A Abrale também chamou atenção para a necessidade de estruturar os caminhos para que esse exame aconteça e entre as propostas apresentadas estão a organização de uma rede de laboratórios de referência, com fluxos definidos entre os serviços de saúde e os laboratórios responsáveis pelo processamento das amostras, além de maior clareza sobre as responsabilidades dos diferentes níveis de gestão.
E que estados e distrito federal tenham condições de organizar a oferta, os fluxos de financiamento e a pactuação das referências laboratoriais, enquanto o Ministério da Saúde possa acompanhar periodicamente a implementação, inclusive por meio de indicadores capazes de identificar desigualdades regionais.
A proposta considera a realidade de um exame que, em algumas regiões, apresenta volume reduzido e pode exigir concentração em centros de referência para garantir qualidade técnica, nesse caso, entretanto, é necessário que a rede de encaminhamento das amostras esteja organizada para que a distância geográfica não se transforme em uma barreira ao cuidado.
“Quem fica responsável por garantir o acesso ao paciente?”
Durante a reunião, a Vice Presidente da Abrale, Dina Steagall, questionou como o paciente pode ter seu direito ao cuidado garantido quando uma tecnologia ou exame está previsto no protocolo, mas não existe capacidade instalada suficiente para sua realização:
“Se o próprio Ministério não consegue organizar a rede para o que está no PCDT ser cumprido, quem fica responsável por garantir para o paciente que ele vai conseguir ter acesso a esse exame, o PCR BCR-ABL?”

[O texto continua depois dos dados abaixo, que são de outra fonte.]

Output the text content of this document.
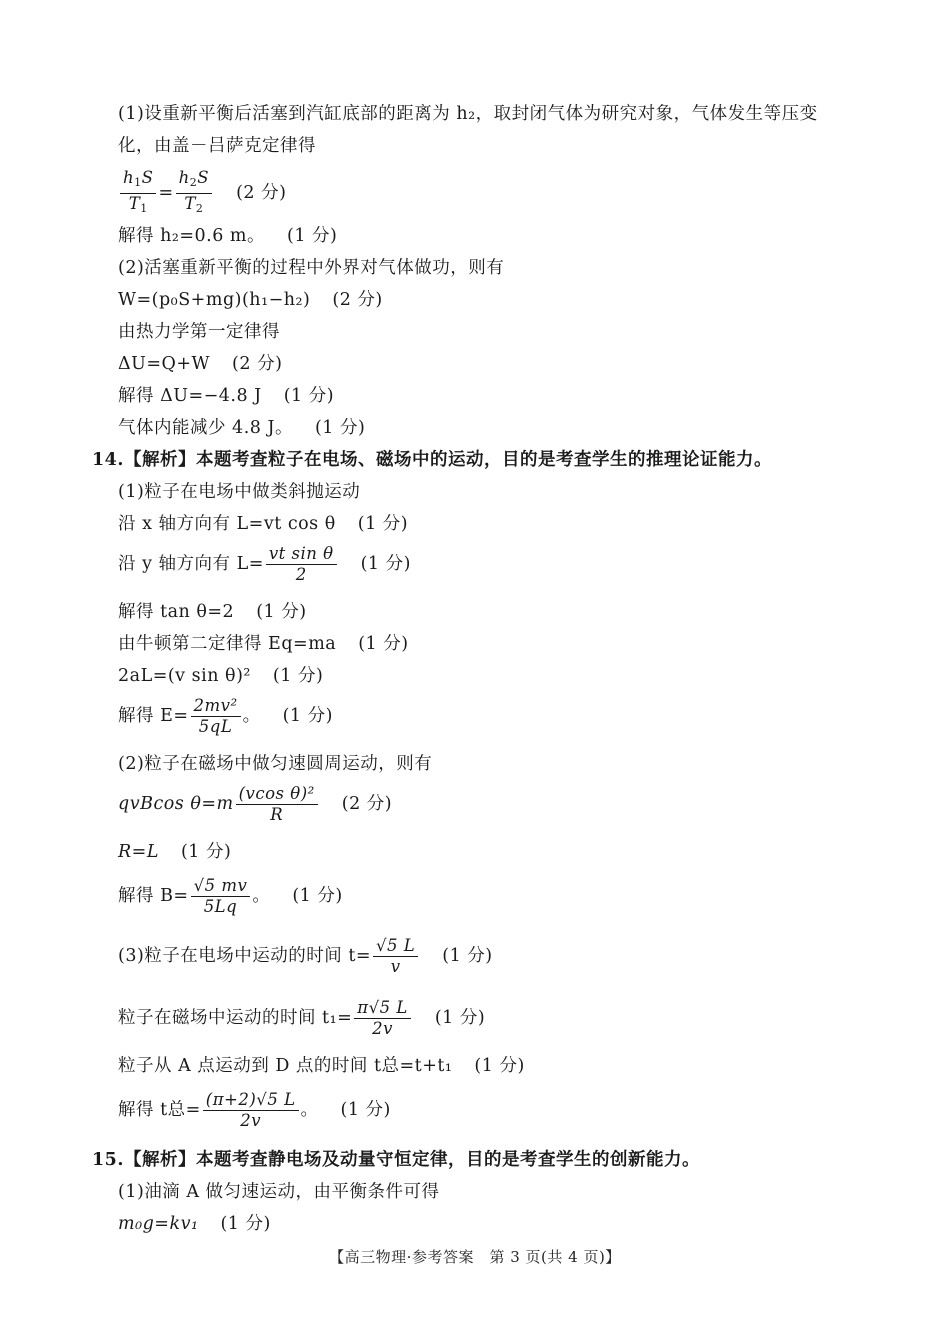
(1)设重新平衡后活塞到汽缸底部的距离为 h₂，取封闭气体为研究对象，气体发生等压变
化，由盖－吕萨克定律得
$\frac{h_1S}{T_1} = \frac{h_2S}{T_2} (2$ 分)
解得 h₂=0.6 m。 (1 分)
(2)活塞重新平衡的过程中外界对气体做功，则有
W=(p₀S+mg)(h₁−h₂) (2 分)
由热力学第一定律得
ΔU=Q+W (2 分)
解得 ΔU=−4.8 J (1 分)
气体内能减少 4.8 J。 (1 分)
14.【解析】本题考查粒子在电场、磁场中的运动，目的是考查学生的推理论证能力。
(1)粒子在电场中做类斜抛运动
沿 x 轴方向有 L=vt cos θ (1 分)
沿 y 轴方向有 $L= \frac{\text{vt sin θ}}{2} (1$ 分)
解得 tan θ=2 (1 分)
由牛顿第二定律得 Eq=ma (1 分)
2aL=(v sin θ)² (1 分)
解得 $E= \frac{\text{2mv²}}{5qL}$ 。 (1 分)
(2)粒子在磁场中做匀速圆周运动，则有
qvBcos $\theta=m \frac{\text{(vcos θ)²}}{R} (2$ 分)
R=L (1 分)
解得 $B= \frac{√5 mv}{5Lq}$ 。 (1 分)
(3)粒子在电场中运动的时间 $t= \frac{√5 L}{v} (1$ 分)
粒子在磁场中运动的时间 $t_1= \frac{\pi√5 L}{2v} (1$ 分)
粒子从 A 点运动到 D 点的时间 t总=t+t₁ (1 分)
解得 t总= $\frac{(\pi+2)√5 L}{2v}$ 。 (1 分)
15.【解析】本题考查静电场及动量守恒定律，目的是考查学生的创新能力。
(1)油滴 A 做匀速运动，由平衡条件可得
m₀g=kv₁ (1 分)
【高三物理·参考答案　第 3 页(共 4 页)】
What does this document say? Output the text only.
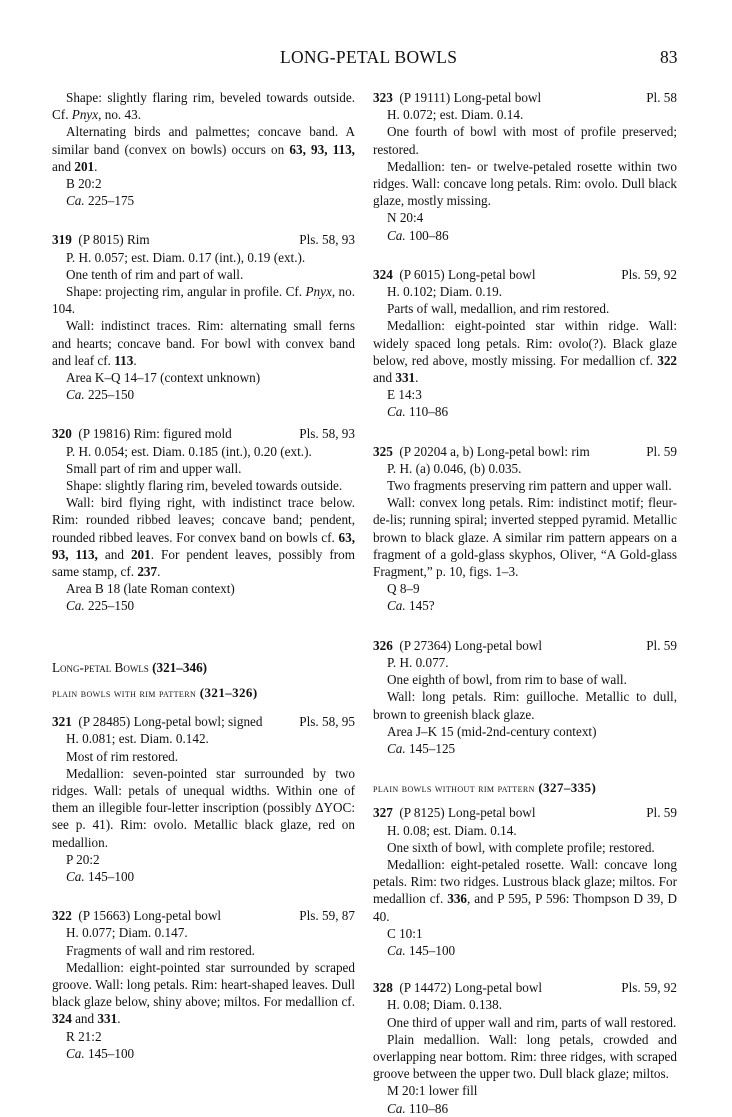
LONG-PETAL BOWLS	83

Shape: slightly flaring rim, beveled towards outside. Cf. Pnyx, no. 43.

Alternating birds and palmettes; concave band. A similar band (convex on bowls) occurs on 63, 93, 113, and 201.

B 20:2

Ca. 225–175

319 (P 8015) Rim	Pls. 58, 93

P. H. 0.057; est. Diam. 0.17 (int.), 0.19 (ext.).

One tenth of rim and part of wall.

Shape: projecting rim, angular in profile. Cf. Pnyx, no. 104.

Wall: indistinct traces. Rim: alternating small ferns and hearts; concave band. For bowl with convex band and leaf cf. 113.

Area K–Q 14–17 (context unknown)

Ca. 225–150

320 (P 19816) Rim: figured mold	Pls. 58, 93

P. H. 0.054; est. Diam. 0.185 (int.), 0.20 (ext.).

Small part of rim and upper wall.

Shape: slightly flaring rim, beveled towards outside.

Wall: bird flying right, with indistinct trace below. Rim: rounded ribbed leaves; concave band; pendent, rounded ribbed leaves. For convex band on bowls cf. 63, 93, 113, and 201. For pendent leaves, possibly from same stamp, cf. 237.

Area B 18 (late Roman context)

Ca. 225–150

Long-petal Bowls (321–346)

plain bowls with rim pattern (321–326)

321 (P 28485) Long-petal bowl; signed	Pls. 58, 95

H. 0.081; est. Diam. 0.142.

Most of rim restored.

Medallion: seven-pointed star surrounded by two ridges. Wall: petals of unequal widths. Within one of them an illegible four-letter inscription (possibly ΔYOC: see p. 41). Rim: ovolo. Metallic black glaze, red on medallion.

P 20:2

Ca. 145–100

322 (P 15663) Long-petal bowl	Pls. 59, 87

H. 0.077; Diam. 0.147.

Fragments of wall and rim restored.

Medallion: eight-pointed star surrounded by scraped groove. Wall: long petals. Rim: heart-shaped leaves. Dull black glaze below, shiny above; miltos. For medallion cf. 324 and 331.

R 21:2

Ca. 145–100

323 (P 19111) Long-petal bowl	Pl. 58

H. 0.072; est. Diam. 0.14.

One fourth of bowl with most of profile preserved; restored.

Medallion: ten- or twelve-petaled rosette within two ridges. Wall: concave long petals. Rim: ovolo. Dull black glaze, mostly missing.

N 20:4

Ca. 100–86

324 (P 6015) Long-petal bowl	Pls. 59, 92

H. 0.102; Diam. 0.19.

Parts of wall, medallion, and rim restored.

Medallion: eight-pointed star within ridge. Wall: widely spaced long petals. Rim: ovolo(?). Black glaze below, red above, mostly missing. For medallion cf. 322 and 331.

E 14:3

Ca. 110–86

325 (P 20204 a, b) Long-petal bowl: rim	Pl. 59

P. H. (a) 0.046, (b) 0.035.

Two fragments preserving rim pattern and upper wall.

Wall: convex long petals. Rim: indistinct motif; fleur-de-lis; running spiral; inverted stepped pyramid. Metallic brown to black glaze. A similar rim pattern appears on a fragment of a gold-glass skyphos, Oliver, “A Gold-glass Fragment,” p. 10, figs. 1–3.

Q 8–9

Ca. 145?

326 (P 27364) Long-petal bowl	Pl. 59

P. H. 0.077.

One eighth of bowl, from rim to base of wall.

Wall: long petals. Rim: guilloche. Metallic to dull, brown to greenish black glaze.

Area J–K 15 (mid-2nd-century context)

Ca. 145–125

plain bowls without rim pattern (327–335)

327 (P 8125) Long-petal bowl	Pl. 59

H. 0.08; est. Diam. 0.14.

One sixth of bowl, with complete profile; restored.

Medallion: eight-petaled rosette. Wall: concave long petals. Rim: two ridges. Lustrous black glaze; miltos. For medallion cf. 336, and P 595, P 596: Thompson D 39, D 40.

C 10:1

Ca. 145–100

328 (P 14472) Long-petal bowl	Pls. 59, 92

H. 0.08; Diam. 0.138.

One third of upper wall and rim, parts of wall restored.

Plain medallion. Wall: long petals, crowded and overlapping near bottom. Rim: three ridges, with scraped groove between the upper two. Dull black glaze; miltos.

M 20:1 lower fill

Ca. 110–86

A pergunta abriu uma discussão mais ampla sobre a relação entre protocolo clínico, organização da rede de atenção e efetivação do cuidado.
Representantes do Ministério da Saúde esclareceram que o PCDT é o instrumento que estabelece as recomendações clínicas e que a organização da rede envolve outros mecanismos, como linhas de cuidado e pactuações entre União, estados e municípios. Ao mesmo tempo, a discussão reconheceu que existe um desafio estrutural na organização das redes de referência laboratorial.
O representante da Secretaria de Atenção Especializada à Saúde (SAES), Eduardo Davi, destacou a necessidade de uma articulação tripartite para definir uma rede territorial e regional de referência, considerando a realidade de cada estado e a capacidade dos serviços existentes. Segundo ele, ao longo dos anos, referências laboratoriais foram perdidas, e a reconstrução dessa estrutura é uma questão que precisa ser enfrentada de maneira articulada entre os gestores.
A discussão também reforçou que a dificuldade não está necessariamente na recomendação técnica do PCDT, mas na capacidade de a rede de saúde ofertar aquilo que o documento preconiza.
Rio de Janeiro: um exemplo concreto da barreira de acesso
Durante a reunião da Conitec, o problema ganhou uma dimensão ainda mais concreta quando a médica Carla Boquimpani, do HEMORIO, relatou a situação enfrentada no Rio de Janeiro.
Segundo o relato apresentado na reunião, o HEMORIO estava havia cerca de um ano sem realizar o PCR BCR-ABL, enquanto o INCA havia ficado aproximadamente dois anos sem ofertar o exame.
A médica explicou que dificuldades relacionadas a processos de licitação e contratação podem interromper a realização do exame e entre os problemas relatados estão o encerramento de contratos, dificuldades para iniciar novos processos e situações em que empresas deixam de participar das licitações.
O cenário demonstra que a interrupção da oferta pode ocorrer mesmo quando o exame está formalmente incorporado ao SUS e é reconhecido como necessário para o acompanhamento da doença.
A situação do Rio de Janeiro também evidencia como a ausência de uma rede estruturada pode ampliar as desigualdades, segundo o relato apresentado, pacientes de outras regiões precisam encaminhar amostras de sangue para centros especializados, como instituições no Rio de Janeiro e em São Paulo e dependendo da situação, esse deslocamento da amostra pode gerar custos adicionais para o paciente.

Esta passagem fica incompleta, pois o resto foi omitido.